Mungo livre gay stuart douglas

Faire de lui un homme. VoilĂ  ce qui attend Mungo, un adolescent Ă©cossais sans doute trop sensible, lorsque sa mĂšre l’envoie passer un week-end Ă  la pĂȘche en compagnie de deux inconnus, deux brutes viriles qui ont promis de lui apprendre Ă  attraper les poissons, Ă  faire du feu, Ă  boire entre mecs
 Ce week-end est le point de bascule dans la vie du jeune homme, tout comme il est le cƓur de ce roman, le second de son auteur aprĂšs le beau Shuggie Bain.

Pourtant, en dĂ©pit de tout ce qui s’y dĂ©chaĂźne, il ne reprĂ©sente qu’un aspect de l’histoire de Mungo, garçon trop tendre pour ce monde oĂč les adultes se dĂ©chirent entre catholiques et protestants, garçon attentionnĂ© envers sa mĂšre alcoolique, garçon amoureux d’un autre adolescent aux oreilles dĂ©collĂ©es, garçon forcĂ© Ă  grandir presque malgrĂ© lui
 Il y a du RomĂ©o et Juliette dans ce livre vibrant qui se dĂ©roule dans les milieux ouvriers du dĂ©but des annĂ©es 1990,

Douglas Stuart, Mungo, Ă©d.
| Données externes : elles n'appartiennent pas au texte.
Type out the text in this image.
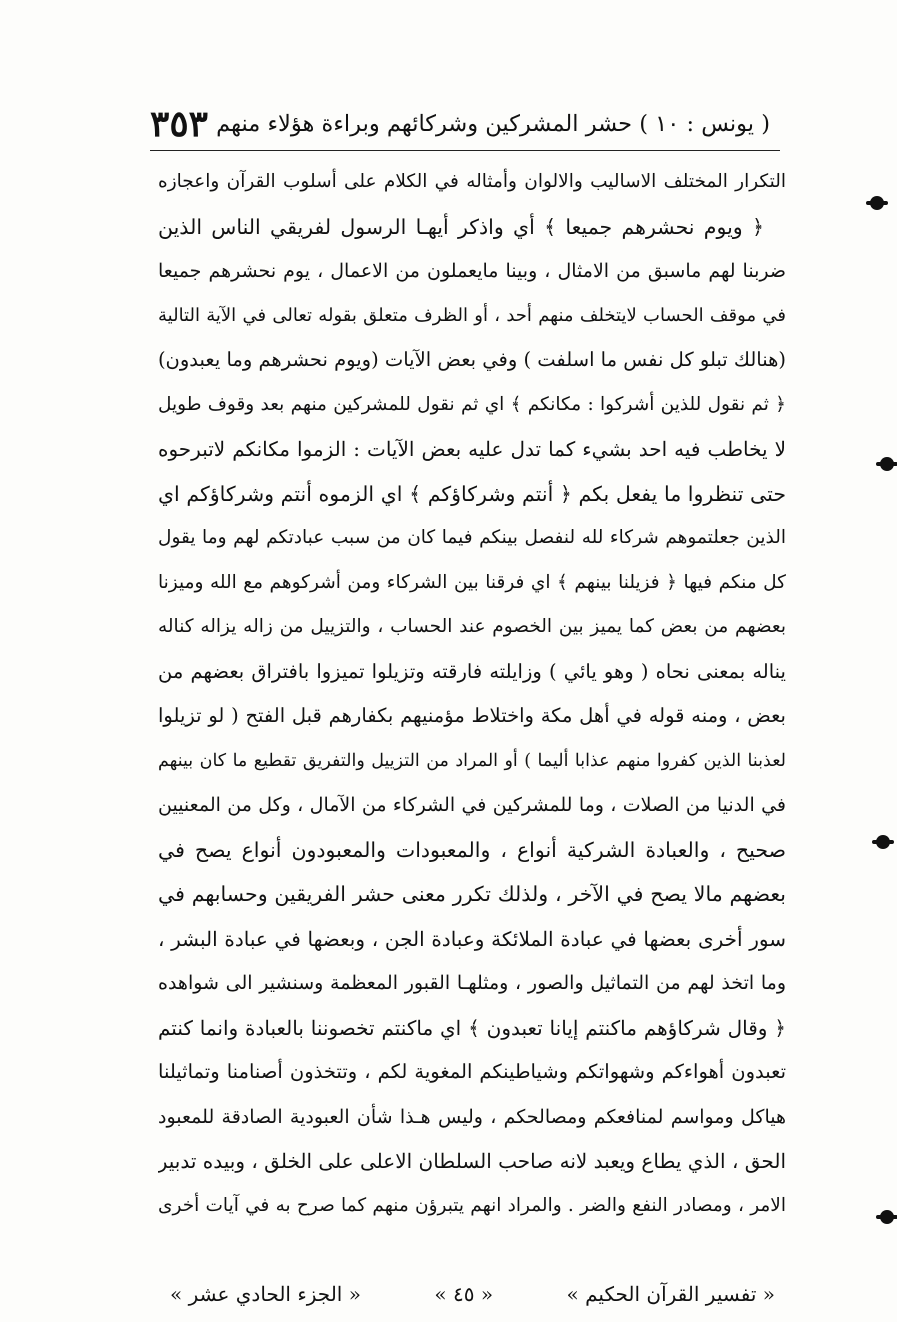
( يونس : ١٠ ) حشر المشركين وشركائهم وبراءة هؤلاء منهم
٣٥٣
التكرار المختلف الاساليب والالوان وأمثاله في الكلام على أسلوب القرآن واعجازه
﴿ ويوم نحشرهم جميعا ﴾ أي واذكر أيهـا الرسول لفريقي الناس الذين
ضربنا لهم ماسبق من الامثال ، وبينا مايعملون من الاعمال ، يوم نحشرهم جميعا
في موقف الحساب لايتخلف منهم أحد ، أو الظرف متعلق بقوله تعالى في الآية التالية
(هنالك تبلو كل نفس ما اسلفت ) وفي بعض الآيات (ويوم نحشرهم وما يعبدون)
﴿ ثم نقول للذين أشركوا : مكانكم ﴾ اي ثم نقول للمشركين منهم بعد وقوف طويل
لا يخاطب فيه احد بشيء كما تدل عليه بعض الآيات : الزموا مكانكم لاتبرحوه
حتى تنظروا ما يفعل بكم ﴿ أنتم وشركاؤكم ﴾ اي الزموه أنتم وشركاؤكم اي
الذين جعلتموهم شركاء لله لنفصل بينكم فيما كان من سبب عبادتكم لهم وما يقول
كل منكم فيها ﴿ فزيلنا بينهم ﴾ اي فرقنا بين الشركاء ومن أشركوهم مع الله وميزنا
بعضهم من بعض كما يميز بين الخصوم عند الحساب ، والتزييل من زاله يزاله كناله
يناله بمعنى نحاه ( وهو يائي ) وزايلته فارقته وتزيلوا تميزوا بافتراق بعضهم من
بعض ، ومنه قوله في أهل مكة واختلاط مؤمنيهم بكفارهم قبل الفتح ( لو تزيلوا
لعذبنا الذين كفروا منهم عذابا أليما ) أو المراد من التزييل والتفريق تقطيع ما كان بينهم
في الدنيا من الصلات ، وما للمشركين في الشركاء من الآمال ، وكل من المعنيين
صحيح ، والعبادة الشركية أنواع ، والمعبودات والمعبودون أنواع يصح في
بعضهم مالا يصح في الآخر ، ولذلك تكرر معنى حشر الفريقين وحسابهم في
سور أخرى بعضها في عبادة الملائكة وعبادة الجن ، وبعضها في عبادة البشر ،
وما اتخذ لهم من التماثيل والصور ، ومثلهـا القبور المعظمة وسنشير الى شواهده
﴿ وقال شركاؤهم ماكنتم إيانا تعبدون ﴾ اي ماكنتم تخصوننا بالعبادة وانما كنتم
تعبدون أهواءكم وشهواتكم وشياطينكم المغوية لكم ، وتتخذون أصنامنا وتماثيلنا
هياكل ومواسم لمنافعكم ومصالحكم ، وليس هـذا شأن العبودية الصادقة للمعبود
الحق ، الذي يطاع ويعبد لانه صاحب السلطان الاعلى على الخلق ، وبيده تدبير
الامر ، ومصادر النفع والضر . والمراد انهم يتبرؤن منهم كما صرح به في آيات أخرى
« تفسير القرآن الحكيم »
« ٤٥ »
« الجزء الحادي عشر »
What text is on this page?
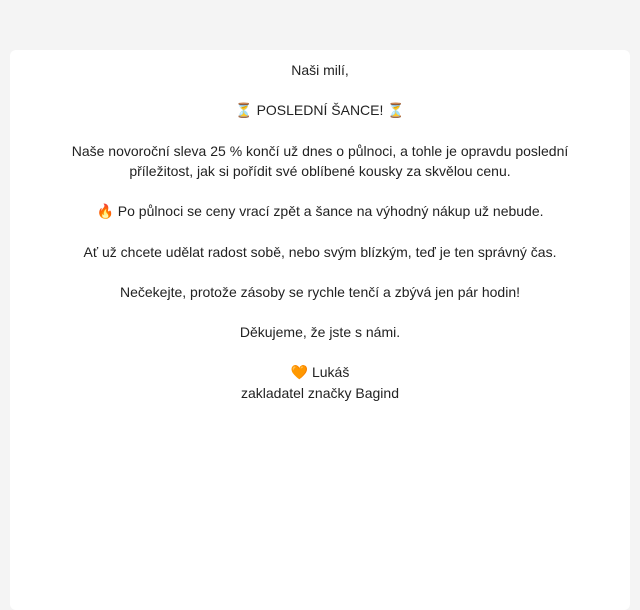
Naši milí,

⏳ POSLEDNÍ ŠANCE! ⏳

Naše novoroční sleva 25 % končí už dnes o půlnoci, a tohle je opravdu poslední příležitost, jak si pořídit své oblíbené kousky za skvělou cenu.

🔥 Po půlnoci se ceny vrací zpět a šance na výhodný nákup už nebude.

Ať už chcete udělat radost sobě, nebo svým blízkým, teď je ten správný čas.

Nečekejte, protože zásoby se rychle tenčí a zbývá jen pár hodin!

Děkujeme, že jste s námi.

🧡 Lukáš
zakladatel značky Bagind
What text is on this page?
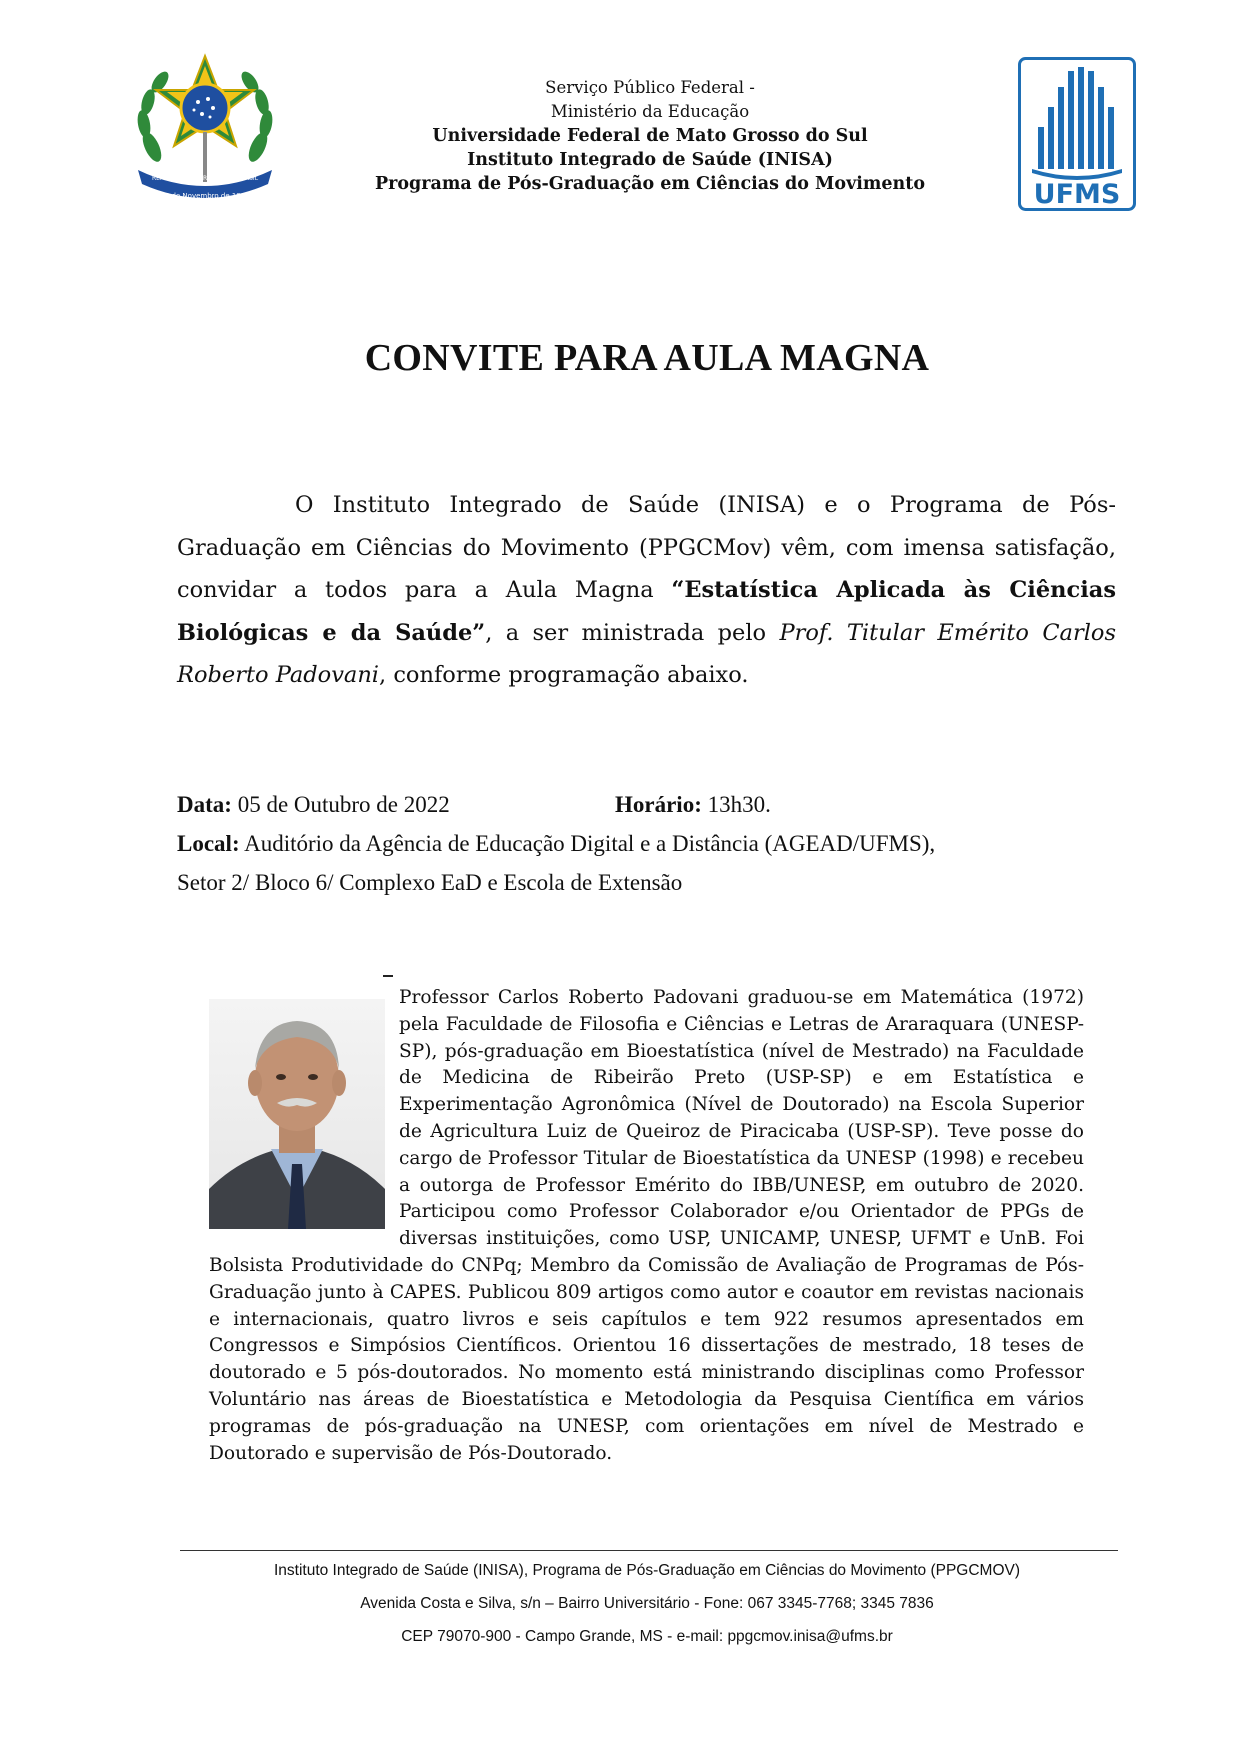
15 de Novembro de 1889
REPÚBLICA FEDERATIVA DO BRASIL
Serviço Público Federal -
Ministério da Educação
Universidade Federal de Mato Grosso do Sul
Instituto Integrado de Saúde (INISA)
Programa de Pós-Graduação em Ciências do Movimento	UFMS
CONVITE PARA AULA MAGNA

O Instituto Integrado de Saúde (INISA) e o Programa de Pós-Graduação em Ciências do Movimento (PPGCMov) vêm, com imensa satisfação, convidar a todos para a Aula Magna “Estatística Aplicada às Ciências Biológicas e da Saúde”, a ser ministrada pelo Prof. Titular Emérito Carlos Roberto Padovani, conforme programação abaixo.

Data: 05 de Outubro de 2022	Horário: 13h30.
Local: Auditório da Agência de Educação Digital e a Distância (AGEAD/UFMS),
Setor 2/ Bloco 6/ Complexo EaD e Escola de Extensão

Professor Carlos Roberto Padovani graduou-se em Matemática (1972) pela Faculdade de Filosofia e Ciências e Letras de Araraquara (UNESP-SP), pós-graduação em Bioestatística (nível de Mestrado) na Faculdade de Medicina de Ribeirão Preto (USP-SP) e em Estatística e Experimentação Agronômica (Nível de Doutorado) na Escola Superior de Agricultura Luiz de Queiroz de Piracicaba (USP-SP). Teve posse do cargo de Professor Titular de Bioestatística da UNESP (1998) e recebeu a outorga de Professor Emérito do IBB/UNESP, em outubro de 2020. Participou como Professor Colaborador e/ou Orientador de PPGs de diversas instituições, como USP, UNICAMP, UNESP, UFMT e UnB. Foi Bolsista Produtividade do CNPq; Membro da Comissão de Avaliação de Programas de Pós-Graduação junto à CAPES. Publicou 809 artigos como autor e coautor em revistas nacionais e internacionais, quatro livros e seis capítulos e tem 922 resumos apresentados em Congressos e Simpósios Científicos. Orientou 16 dissertações de mestrado, 18 teses de doutorado e 5 pós-doutorados. No momento está ministrando disciplinas como Professor Voluntário nas áreas de Bioestatística e Metodologia da Pesquisa Científica em vários programas de pós-graduação na UNESP, com orientações em nível de Mestrado e Doutorado e supervisão de Pós-Doutorado.

Instituto Integrado de Saúde (INISA), Programa de Pós-Graduação em Ciências do Movimento (PPGCMOV)
Avenida Costa e Silva, s/n – Bairro Universitário - Fone: 067 3345-7768; 3345 7836
CEP 79070-900 - Campo Grande, MS - e-mail: ppgcmov.inisa@ufms.br
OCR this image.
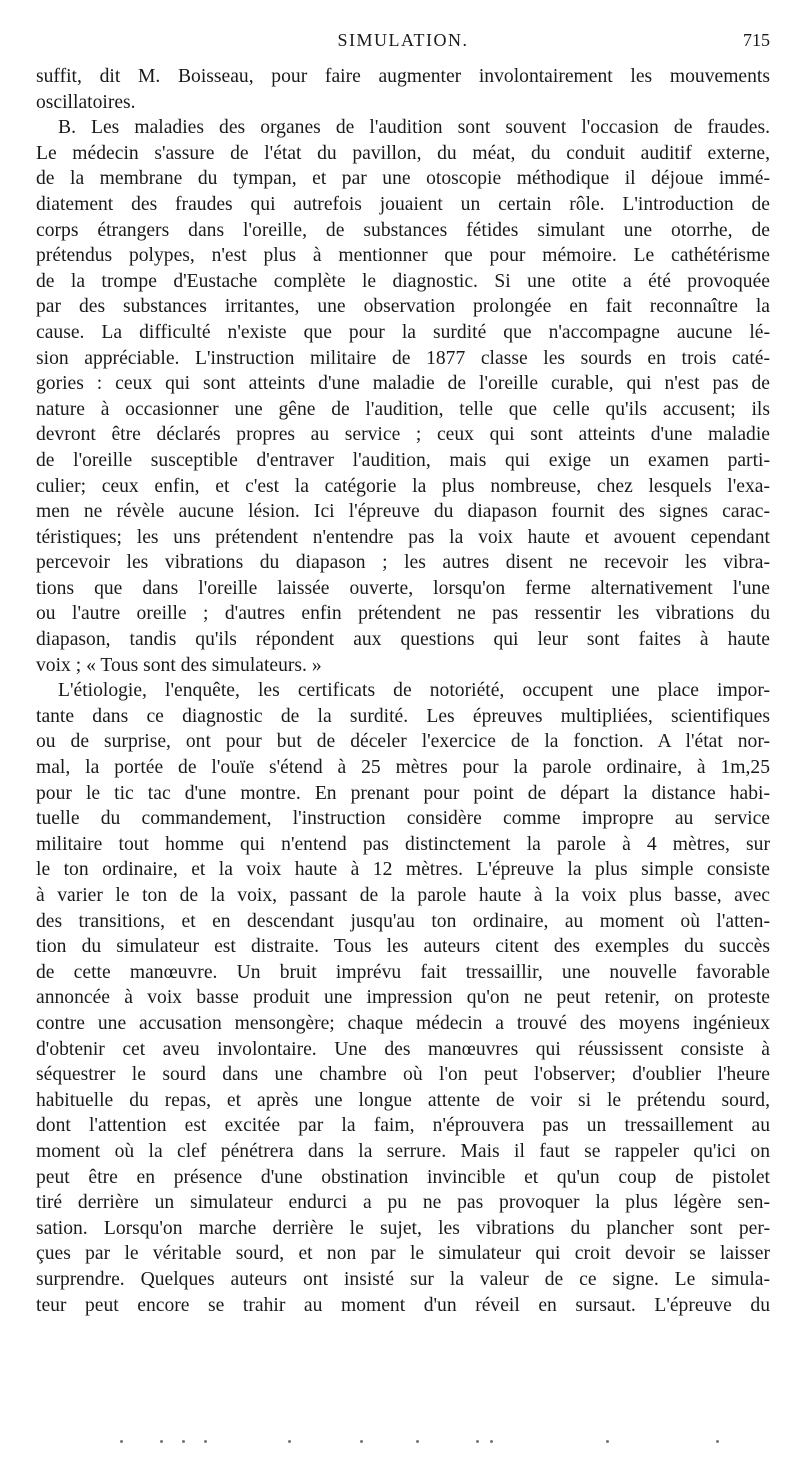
SIMULATION.	715
suffit, dit M. Boisseau, pour faire augmenter involontairement les mouvements
oscillatoires.
B. Les maladies des organes de l'audition sont souvent l'occasion de fraudes.
Le médecin s'assure de l'état du pavillon, du méat, du conduit auditif externe,
de la membrane du tympan, et par une otoscopie méthodique il déjoue immé-
diatement des fraudes qui autrefois jouaient un certain rôle. L'introduction de
corps étrangers dans l'oreille, de substances fétides simulant une otorrhe, de
prétendus polypes, n'est plus à mentionner que pour mémoire. Le cathétérisme
de la trompe d'Eustache complète le diagnostic. Si une otite a été provoquée
par des substances irritantes, une observation prolongée en fait reconnaître la
cause. La difficulté n'existe que pour la surdité que n'accompagne aucune lé-
sion appréciable. L'instruction militaire de 1877 classe les sourds en trois caté-
gories : ceux qui sont atteints d'une maladie de l'oreille curable, qui n'est pas de
nature à occasionner une gêne de l'audition, telle que celle qu'ils accusent; ils
devront être déclarés propres au service ; ceux qui sont atteints d'une maladie
de l'oreille susceptible d'entraver l'audition, mais qui exige un examen parti-
culier; ceux enfin, et c'est la catégorie la plus nombreuse, chez lesquels l'exa-
men ne révèle aucune lésion. Ici l'épreuve du diapason fournit des signes carac-
téristiques; les uns prétendent n'entendre pas la voix haute et avouent cependant
percevoir les vibrations du diapason ; les autres disent ne recevoir les vibra-
tions que dans l'oreille laissée ouverte, lorsqu'on ferme alternativement l'une
ou l'autre oreille ; d'autres enfin prétendent ne pas ressentir les vibrations du
diapason, tandis qu'ils répondent aux questions qui leur sont faites à haute
voix ; « Tous sont des simulateurs. »
L'étiologie, l'enquête, les certificats de notoriété, occupent une place impor-
tante dans ce diagnostic de la surdité. Les épreuves multipliées, scientifiques
ou de surprise, ont pour but de déceler l'exercice de la fonction. A l'état nor-
mal, la portée de l'ouïe s'étend à 25 mètres pour la parole ordinaire, à 1m,25
pour le tic tac d'une montre. En prenant pour point de départ la distance habi-
tuelle du commandement, l'instruction considère comme impropre au service
militaire tout homme qui n'entend pas distinctement la parole à 4 mètres, sur
le ton ordinaire, et la voix haute à 12 mètres. L'épreuve la plus simple consiste
à varier le ton de la voix, passant de la parole haute à la voix plus basse, avec
des transitions, et en descendant jusqu'au ton ordinaire, au moment où l'atten-
tion du simulateur est distraite. Tous les auteurs citent des exemples du succès
de cette manœuvre. Un bruit imprévu fait tressaillir, une nouvelle favorable
annoncée à voix basse produit une impression qu'on ne peut retenir, on proteste
contre une accusation mensongère; chaque médecin a trouvé des moyens ingénieux
d'obtenir cet aveu involontaire. Une des manœuvres qui réussissent consiste à
séquestrer le sourd dans une chambre où l'on peut l'observer; d'oublier l'heure
habituelle du repas, et après une longue attente de voir si le prétendu sourd,
dont l'attention est excitée par la faim, n'éprouvera pas un tressaillement au
moment où la clef pénétrera dans la serrure. Mais il faut se rappeler qu'ici on
peut être en présence d'une obstination invincible et qu'un coup de pistolet
tiré derrière un simulateur endurci a pu ne pas provoquer la plus légère sen-
sation. Lorsqu'on marche derrière le sujet, les vibrations du plancher sont per-
çues par le véritable sourd, et non par le simulateur qui croit devoir se laisser
surprendre. Quelques auteurs ont insisté sur la valeur de ce signe. Le simula-
teur peut encore se trahir au moment d'un réveil en sursaut. L'épreuve du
Globe, 24 â‚Ź.

Ring

Panama-Al-Brown Eduardo Arroyo

C’est un destin comme il en existe peu, celui d’un boxeur noir homosexuel devenue l’une des idoles de la France du dĂ©but du siĂšcle dernier. Panama Al Brown fut champion du monde et il possĂ©dait des coups de gĂ©nie pour s’imposer sur le ring. Mais il fut aussi l’amant et un des grands amours de Jean Cocteau, une star Ă  une Ă©poque oĂč le racisme Ă©tait de rigueur, un roi de la nuit parisienne


Ce parcours incroyable fut celui d’une mĂ©tĂ©orite : le bel et Ă©lĂ©gant Panama meurt dans la misĂšre, oubliĂ© de tous, Ă  New York, Ă  48 ans. Que s’est-il passĂ© ? C’est ce que retrace cette biographie amoureuse, prĂ©cise et fascinante.

Eduardo Arroyo, Panama Al Brown, Ă©d. Grasset, 12,50 â‚Ź.

Bienvenue en ville !

santa frances bd gay kone

Vous rĂȘviez d’une version bear et un peu hard des Chroniques de San Francisco ? Votre vƓu est exaucĂ© par Jean-FrĂ©dĂ©ric KonĂ© avec ce premier volume de Santa Frances, une BD qu’il a d’abord publiĂ©e sur le web avant d’en tirer cette Ă©dition papier.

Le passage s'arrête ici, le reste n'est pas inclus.